Case Summary: Brooks v Nand
Defence + Indemnity
Advance payments payable by a Defendant’s auto insurer under the Fair Practices Regulation are not payable by an underinsured driver, nor are they payable by the Plaintiff’s own SEF 44 Endorsement or the Motor Vehicle Accident Claims fund.
Brooks v Nand, 2019 ABQB 861, per Dunlop, J.
Facts + Issues
The Plaintiff Brooks tried to stop Bhamra from stealing Brooks’ car and, in so doing, pulled Bhamra from his vehicle. While Brooks was doing that Brooks was hit by a stolen vehicle operated by the Defendant Nand, suffering injuries. Brooks sought indemnity from his own insurer under his SEF 44 Endorsement. The Administrator of the Motor Vehicle Accident Claims Fund defended Nand, who had been noted in default.
Brooks applied for an advance payment from Nand, notwithstanding that Nand was uninsured based on “the equity of the Court”. He relied on an Affidavit to the effect that he was “in dire need of funds”. He had not worked for four years since the accident and had moved into his mother’s basement.
HELD: For the Defendant; application dismissed.
The Court held that an advance was not payable by an uninsured driver.
- It was common ground that the legislation regarding advance payments, the Fair Practices Regulation, AR 128/ 2001 was inapplicable in that it provides for injured plaintiffs to seek an advance from the at-fault driver’s insurer.
- The Court rejected the proposition that the wording of the Regulation creates an inequity by allowing for advances to be sought from the insurer of insured drivers but not from uninsured drivers themselves. The Court, expressly sympathetic to the Plaintiff’s position held that “[t]here may be an unintended gap created by the wording of the Insurance Act, the Fair Practices Regulation, the Motor Vehicle Accident Claims Act and, possibly the SEF 44” but “on the other hand it may be an intentional gap” (para. 7). The Court held that this was for the Legislature to address.

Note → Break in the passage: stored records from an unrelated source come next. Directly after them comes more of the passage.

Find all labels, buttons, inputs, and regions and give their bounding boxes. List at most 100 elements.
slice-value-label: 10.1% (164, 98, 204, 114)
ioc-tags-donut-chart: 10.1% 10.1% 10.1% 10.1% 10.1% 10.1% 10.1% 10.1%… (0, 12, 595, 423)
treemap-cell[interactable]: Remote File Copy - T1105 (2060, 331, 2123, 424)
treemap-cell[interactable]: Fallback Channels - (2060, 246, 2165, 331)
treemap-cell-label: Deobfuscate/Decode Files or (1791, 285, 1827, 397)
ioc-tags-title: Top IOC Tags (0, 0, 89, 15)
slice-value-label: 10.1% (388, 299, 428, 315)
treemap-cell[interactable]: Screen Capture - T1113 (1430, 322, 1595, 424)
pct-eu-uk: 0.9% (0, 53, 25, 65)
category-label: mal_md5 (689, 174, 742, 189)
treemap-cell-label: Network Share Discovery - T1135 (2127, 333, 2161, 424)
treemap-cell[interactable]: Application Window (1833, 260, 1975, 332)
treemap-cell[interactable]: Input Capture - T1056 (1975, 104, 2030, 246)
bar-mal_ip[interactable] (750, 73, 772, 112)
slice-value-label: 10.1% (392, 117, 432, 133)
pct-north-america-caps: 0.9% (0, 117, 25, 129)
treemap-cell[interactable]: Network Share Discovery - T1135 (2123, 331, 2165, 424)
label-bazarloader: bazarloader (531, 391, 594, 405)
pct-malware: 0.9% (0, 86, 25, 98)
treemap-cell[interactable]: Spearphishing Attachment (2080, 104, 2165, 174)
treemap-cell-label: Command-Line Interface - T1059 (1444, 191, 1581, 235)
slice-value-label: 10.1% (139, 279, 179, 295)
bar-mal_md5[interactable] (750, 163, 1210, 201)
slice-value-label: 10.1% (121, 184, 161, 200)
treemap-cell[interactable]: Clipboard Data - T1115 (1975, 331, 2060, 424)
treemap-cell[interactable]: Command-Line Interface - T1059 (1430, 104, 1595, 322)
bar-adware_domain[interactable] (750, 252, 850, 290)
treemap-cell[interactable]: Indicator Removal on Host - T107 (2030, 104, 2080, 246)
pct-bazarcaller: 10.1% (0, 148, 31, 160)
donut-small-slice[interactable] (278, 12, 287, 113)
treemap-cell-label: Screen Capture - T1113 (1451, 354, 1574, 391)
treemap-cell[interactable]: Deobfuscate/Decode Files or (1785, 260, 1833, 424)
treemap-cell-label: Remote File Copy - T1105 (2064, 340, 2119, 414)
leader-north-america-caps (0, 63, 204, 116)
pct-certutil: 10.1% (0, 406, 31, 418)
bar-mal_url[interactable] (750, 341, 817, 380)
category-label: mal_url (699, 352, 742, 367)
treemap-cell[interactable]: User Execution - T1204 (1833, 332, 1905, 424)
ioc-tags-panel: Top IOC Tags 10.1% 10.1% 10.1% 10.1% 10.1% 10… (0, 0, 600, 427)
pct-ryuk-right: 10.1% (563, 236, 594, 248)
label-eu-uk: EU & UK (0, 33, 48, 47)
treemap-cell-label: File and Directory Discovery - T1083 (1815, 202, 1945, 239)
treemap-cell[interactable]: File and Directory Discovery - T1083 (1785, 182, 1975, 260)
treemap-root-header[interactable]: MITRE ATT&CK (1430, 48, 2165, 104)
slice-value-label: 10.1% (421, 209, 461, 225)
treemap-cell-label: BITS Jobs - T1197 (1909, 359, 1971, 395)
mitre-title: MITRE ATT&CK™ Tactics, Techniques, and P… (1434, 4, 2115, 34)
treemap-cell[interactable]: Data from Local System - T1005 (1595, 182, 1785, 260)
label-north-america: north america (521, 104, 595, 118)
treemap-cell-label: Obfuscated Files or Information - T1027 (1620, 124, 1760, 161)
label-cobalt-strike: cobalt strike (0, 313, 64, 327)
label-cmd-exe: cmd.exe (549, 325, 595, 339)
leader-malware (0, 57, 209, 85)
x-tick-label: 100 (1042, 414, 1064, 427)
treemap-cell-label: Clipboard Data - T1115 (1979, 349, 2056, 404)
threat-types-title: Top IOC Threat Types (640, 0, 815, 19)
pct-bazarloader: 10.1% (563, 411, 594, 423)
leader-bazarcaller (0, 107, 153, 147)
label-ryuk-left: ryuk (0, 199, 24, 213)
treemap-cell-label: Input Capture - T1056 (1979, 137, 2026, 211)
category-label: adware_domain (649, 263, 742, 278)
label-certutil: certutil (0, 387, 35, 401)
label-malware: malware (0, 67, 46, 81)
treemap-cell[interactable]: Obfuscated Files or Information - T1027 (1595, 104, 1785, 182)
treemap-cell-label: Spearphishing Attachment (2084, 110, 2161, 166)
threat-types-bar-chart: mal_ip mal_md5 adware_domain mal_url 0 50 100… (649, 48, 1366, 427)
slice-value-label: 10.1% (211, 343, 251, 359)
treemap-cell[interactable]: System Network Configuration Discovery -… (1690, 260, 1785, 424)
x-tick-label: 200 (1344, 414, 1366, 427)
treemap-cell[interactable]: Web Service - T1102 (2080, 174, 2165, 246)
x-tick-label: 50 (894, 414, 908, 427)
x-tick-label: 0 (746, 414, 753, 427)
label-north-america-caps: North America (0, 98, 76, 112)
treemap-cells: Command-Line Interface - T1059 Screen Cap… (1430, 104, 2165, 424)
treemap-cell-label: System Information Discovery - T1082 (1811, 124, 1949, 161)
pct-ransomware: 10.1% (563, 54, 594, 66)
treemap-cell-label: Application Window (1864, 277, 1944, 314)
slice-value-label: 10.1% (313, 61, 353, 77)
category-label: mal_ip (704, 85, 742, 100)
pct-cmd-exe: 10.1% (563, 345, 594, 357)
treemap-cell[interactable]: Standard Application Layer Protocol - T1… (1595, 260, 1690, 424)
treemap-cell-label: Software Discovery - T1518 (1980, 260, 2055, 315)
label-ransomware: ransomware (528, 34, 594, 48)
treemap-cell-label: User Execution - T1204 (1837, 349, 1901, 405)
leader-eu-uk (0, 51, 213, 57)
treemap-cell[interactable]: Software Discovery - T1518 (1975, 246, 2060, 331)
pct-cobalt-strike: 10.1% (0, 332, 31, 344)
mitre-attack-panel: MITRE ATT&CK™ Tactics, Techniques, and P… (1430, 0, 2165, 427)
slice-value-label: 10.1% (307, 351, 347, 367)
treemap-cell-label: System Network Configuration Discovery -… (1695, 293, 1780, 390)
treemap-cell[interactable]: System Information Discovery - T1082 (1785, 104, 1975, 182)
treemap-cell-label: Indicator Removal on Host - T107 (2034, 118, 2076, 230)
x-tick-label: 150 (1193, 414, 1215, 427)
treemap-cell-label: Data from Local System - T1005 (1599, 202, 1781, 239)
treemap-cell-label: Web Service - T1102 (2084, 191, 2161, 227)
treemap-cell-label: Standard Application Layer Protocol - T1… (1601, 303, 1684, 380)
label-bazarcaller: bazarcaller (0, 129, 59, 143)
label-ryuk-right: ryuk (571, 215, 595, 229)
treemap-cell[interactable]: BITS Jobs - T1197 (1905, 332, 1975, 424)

Furthermore, the Court held that an advance under the Regulation was not payable by Brooks’ SEF 44 insurer or the Fund:
 Mr. Brooks bases his claim for an advance payment on “the equity of the court”. His counsel acknowledges that section 5.6 of the Fair Practices Regulation, AR128/2001, which enables the Court to order advance payments from a defendant’s insurer in a motor vehicle liability claim, does not apply because Wawanesa is Mr. Brooks’ SEF 44 insurer, and not the insurer of one of the defendants. The Administrator filed a Statement of Defence on behalf of Mr. Nand, but section 5.6 does not apply to the Administrator because the Administrator is not Mr. Nand’s insurer.